Yang was demoted on Wednesday after prosecutors listed him as a defendant in the Xinsheng Overpass reconstruction scandal. Prosecutors said he had been exchanging e-mails with the contractor, Kung Sing Engineering Corp, that discussed the bidding price of the project.
The company has handled the construction or engineering design of 100 municipal projects, including the MRT line, since Taipei Mayor Hau Lung-bin (郝龍斌) of the Chinese Nationalist Party (KMT) took office in December 2006.
Criticizing Yang’s close relations with the contractor, DPP Taipei City Councilor Lee Chien-chang (李建昌) alleged that Yang had ignored the contract, which banned any adjustment of the budget for the line, and urged the city government to increase the budget for the line’s construction in 2007 because of soaring raw material prices.
The company’s requests to make price adjustments for raw material costs in 2005 and 2006 had been rejected by the administration of then-Taipei mayor Ma Ying-jeou (馬英九), according to city government documents.

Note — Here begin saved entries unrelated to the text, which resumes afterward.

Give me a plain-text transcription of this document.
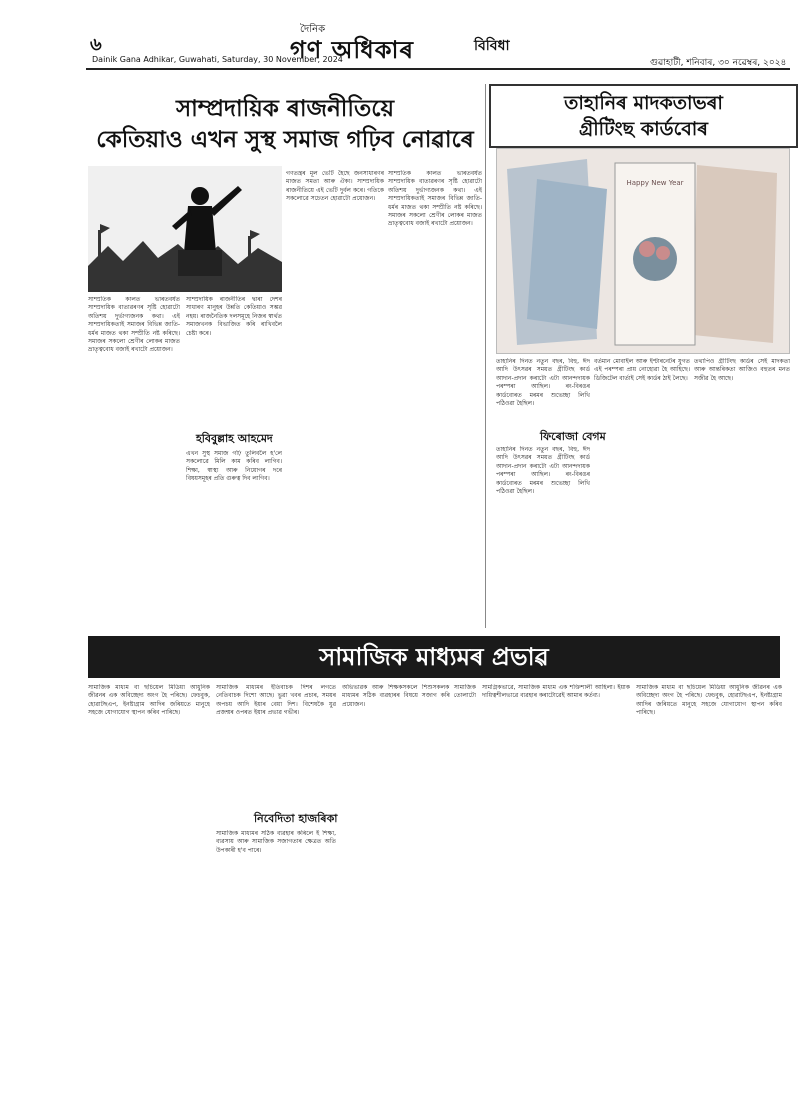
৬
দৈনিক
গণ অধিকাৰ
Dainik Gana Adhikar, Guwahati, Saturday, 30 November, 2024
বিবিধা
গুৱাহাটী, শনিবাৰ, ৩০ নৱেম্বৰ, ২০২৪
সাম্প্ৰদায়িক ৰাজনীতিয়ে
কেতিয়াও এখন সুস্থ সমাজ গঢ়িব নোৱাৰে
সাম্প্ৰতিক কালত ভাৰতবৰ্ষত সাম্প্ৰদায়িক বাতাৱৰণৰ সৃষ্টি হোৱাটো অতিশয় দুৰ্ভাগ্যজনক কথা। এই সাম্প্ৰদায়িকতাই সমাজৰ বিভিন্ন জাতি-ধৰ্মৰ মাজত থকা সম্প্ৰীতি নষ্ট কৰিছে। সমাজৰ সকলো শ্ৰেণীৰ লোকৰ মাজত ভ্ৰাতৃত্ববোধ বজাই ৰখাটো প্ৰয়োজন।
সাম্প্ৰদায়িক ৰাজনীতিৰ দ্বাৰা দেশৰ সাধাৰণ মানুহৰ উন্নতি কেতিয়াও সম্ভৱ নহয়। ৰাজনৈতিক দলসমূহে নিজৰ স্বাৰ্থত সমাজখনক বিভাজিত কৰি ৰাখিবলৈ চেষ্টা কৰে।
হবিবুল্লাহ আহমেদ
এখন সুস্থ সমাজ গঢ়ি তুলিবলৈ হ'লে সকলোৱে মিলি কাম কৰিব লাগিব। শিক্ষা, স্বাস্থ্য আৰু নিয়োগৰ দৰে বিষয়সমূহৰ প্ৰতি গুৰুত্ব দিব লাগিব।
গণতন্ত্ৰৰ মূল ভেটি হৈছে জনসাধাৰণৰ মাজত সমতা আৰু ঐক্য। সাম্প্ৰদায়িক ৰাজনীতিয়ে এই ভেটি দুৰ্বল কৰে। গতিকে সকলোৱে সচেতন হোৱাটো প্ৰয়োজন।
সাম্প্ৰতিক কালত ভাৰতবৰ্ষত সাম্প্ৰদায়িক বাতাৱৰণৰ সৃষ্টি হোৱাটো অতিশয় দুৰ্ভাগ্যজনক কথা। এই সাম্প্ৰদায়িকতাই সমাজৰ বিভিন্ন জাতি-ধৰ্মৰ মাজত থকা সম্প্ৰীতি নষ্ট কৰিছে। সমাজৰ সকলো শ্ৰেণীৰ লোকৰ মাজত ভ্ৰাতৃত্ববোধ বজাই ৰখাটো প্ৰয়োজন।
তাহানিৰ মাদকতাভৰা
গ্ৰীটিংছ কাৰ্ডবোৰ
Happy New Year
তাহানিৰ দিনত নতুন বছৰ, বিহু, ঈদ আদি উৎসৱৰ সময়ত গ্ৰীটিংছ কাৰ্ড আদান-প্ৰদান কৰাটো এটা আনন্দদায়ক পৰম্পৰা আছিল। ৰং-বিৰঙৰ কাৰ্ডবোৰত মৰমৰ শুভেচ্ছা লিখি পঠিওৱা হৈছিল।
ফিৰোজা বেগম
তাহানিৰ দিনত নতুন বছৰ, বিহু, ঈদ আদি উৎসৱৰ সময়ত গ্ৰীটিংছ কাৰ্ড আদান-প্ৰদান কৰাটো এটা আনন্দদায়ক পৰম্পৰা আছিল। ৰং-বিৰঙৰ কাৰ্ডবোৰত মৰমৰ শুভেচ্ছা লিখি পঠিওৱা হৈছিল।
বৰ্তমান মোবাইল আৰু ইণ্টাৰনেটৰ যুগত এই পৰম্পৰা প্ৰায় নোহোৱা হৈ আহিছে। ডিজিটেল বাৰ্তাই সেই কাৰ্ডৰ ঠাই লৈছে।
তথাপিও গ্ৰীটিংছ কাৰ্ডৰ সেই মাদকতা আৰু আন্তৰিকতা আজিও বহুতৰ মনত সজীৱ হৈ আছে।
সামাজিক মাধ্যমৰ প্ৰভাৱ
সামাজিক মাধ্যম বা ছচিয়েল মিডিয়া আধুনিক জীৱনৰ এক অবিচ্ছেদ্য অংগ হৈ পৰিছে। ফেচবুক, হোৱাটছএপ, ইনষ্টাগ্ৰাম আদিৰ জৰিয়তে মানুহে সহজে যোগাযোগ স্থাপন কৰিব পাৰিছে।
সামাজিক মাধ্যমৰ ইতিবাচক দিশৰ লগতে নেতিবাচক দিশো আছে। ভুৱা খবৰ প্ৰচাৰ, সময়ৰ অপচয় আদি ইয়াৰ বেয়া দিশ। বিশেষকৈ যুৱ প্ৰজন্মৰ ওপৰত ইয়াৰ প্ৰভাৱ গভীৰ।
নিবেদিতা হাজৰিকা
সামাজিক মাধ্যমৰ সঠিক ব্যৱহাৰ কৰিলে ই শিক্ষা, ব্যৱসায় আৰু সামাজিক সজাগতাৰ ক্ষেত্ৰত অতি উপকাৰী হ'ব পাৰে।
অভিভাৱক আৰু শিক্ষকসকলে শিশুসকলক সামাজিক মাধ্যমৰ সঠিক ব্যৱহাৰৰ বিষয়ে সজাগ কৰি তোলাটো প্ৰয়োজন।
সামগ্ৰিকভাৱে, সামাজিক মাধ্যম এক শক্তিশালী আহিলা। ইয়াক দায়িত্বশীলভাৱে ব্যৱহাৰ কৰাটোৱেই আমাৰ কৰ্তব্য।
সামাজিক মাধ্যম বা ছচিয়েল মিডিয়া আধুনিক জীৱনৰ এক অবিচ্ছেদ্য অংগ হৈ পৰিছে। ফেচবুক, হোৱাটছএপ, ইনষ্টাগ্ৰাম আদিৰ জৰিয়তে মানুহে সহজে যোগাযোগ স্থাপন কৰিব পাৰিছে।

However, while presiding over several municipal meetings in 2007, Yang said the city’s Department of Rapid Transit Systems should discuss the issue with the company and finalize a plan on the sum of the price adjustment.
Hau approved the proposal to give the company an extra NT$1.5 billion by the end of that year.

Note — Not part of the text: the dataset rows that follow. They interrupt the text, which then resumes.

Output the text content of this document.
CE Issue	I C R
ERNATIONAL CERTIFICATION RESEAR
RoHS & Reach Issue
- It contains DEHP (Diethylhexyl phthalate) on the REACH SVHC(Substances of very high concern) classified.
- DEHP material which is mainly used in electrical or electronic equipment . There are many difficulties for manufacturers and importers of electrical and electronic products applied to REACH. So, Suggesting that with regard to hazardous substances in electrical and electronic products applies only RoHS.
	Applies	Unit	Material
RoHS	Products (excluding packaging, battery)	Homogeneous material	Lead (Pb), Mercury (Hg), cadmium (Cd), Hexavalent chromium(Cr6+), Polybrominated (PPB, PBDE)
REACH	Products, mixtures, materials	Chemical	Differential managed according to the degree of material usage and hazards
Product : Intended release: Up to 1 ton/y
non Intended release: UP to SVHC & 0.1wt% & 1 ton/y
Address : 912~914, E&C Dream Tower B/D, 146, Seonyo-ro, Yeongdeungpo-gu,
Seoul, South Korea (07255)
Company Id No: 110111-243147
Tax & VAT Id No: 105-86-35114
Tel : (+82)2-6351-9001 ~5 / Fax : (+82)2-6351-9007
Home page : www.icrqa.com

“Yang was obviously playing a major role in pushing for the city government to violate the contract and give extra money to the company. This is another example of his collaboration with the company so that it would benefit from construction projects,” Lee said.
DPP Taipei City Councilor Hsu Shu-hua (許淑華) joined Lee and also challenged Yang’s role in the price adjustment plan, urging prosecutors to start investigating the case.
“Hau should also explain to Taipei residents whether he agreed to pay the money in order to speed up the line’s construction. The NT$1.5 billion is not Hau’s money, it’s taxpayers’ money,” Hsu said.
Yang yesterday dismissed the allegations, saying the price adjustment plan was approved by the Executive Yuan’s Public Construction Commission and adding that other government departments had also raised budgets for construction projects because of increases in the costs of raw materials.
“I only gave advice, I didn’t approve the project ... The councilors should not use [the case] as an election ploy,” Yang said.
Meanwhile, Hau said his DPP rival in next month’s election, Su Tseng-chang (蘇貞昌), was using the Xinsheng Overpass reconstruction project scandal to make unnecessary attacks on him for election purposes. He urged Su to respect the judicial system.
Su said Hau’s election team was attempting to cover up the truth and vowed to “recover the truth and let Taipei residents know what really happened” if elected.
The KMT caucus accused prosecutors of attempting to sabotage Hau’s election bid by listing Yang as a defendant.
KMT Deputy Secretary-General Hsieh Kuo-liang (謝國樑) said the caucus believed in Hau’s integrity because it was the mayor that had referred the case to prosecutors.
Lo Shu-lei (羅淑蕾), another KMT deputy secretary-general, urged Hau to clearly account for the overpass procurement process to prevent the controversy from escalating.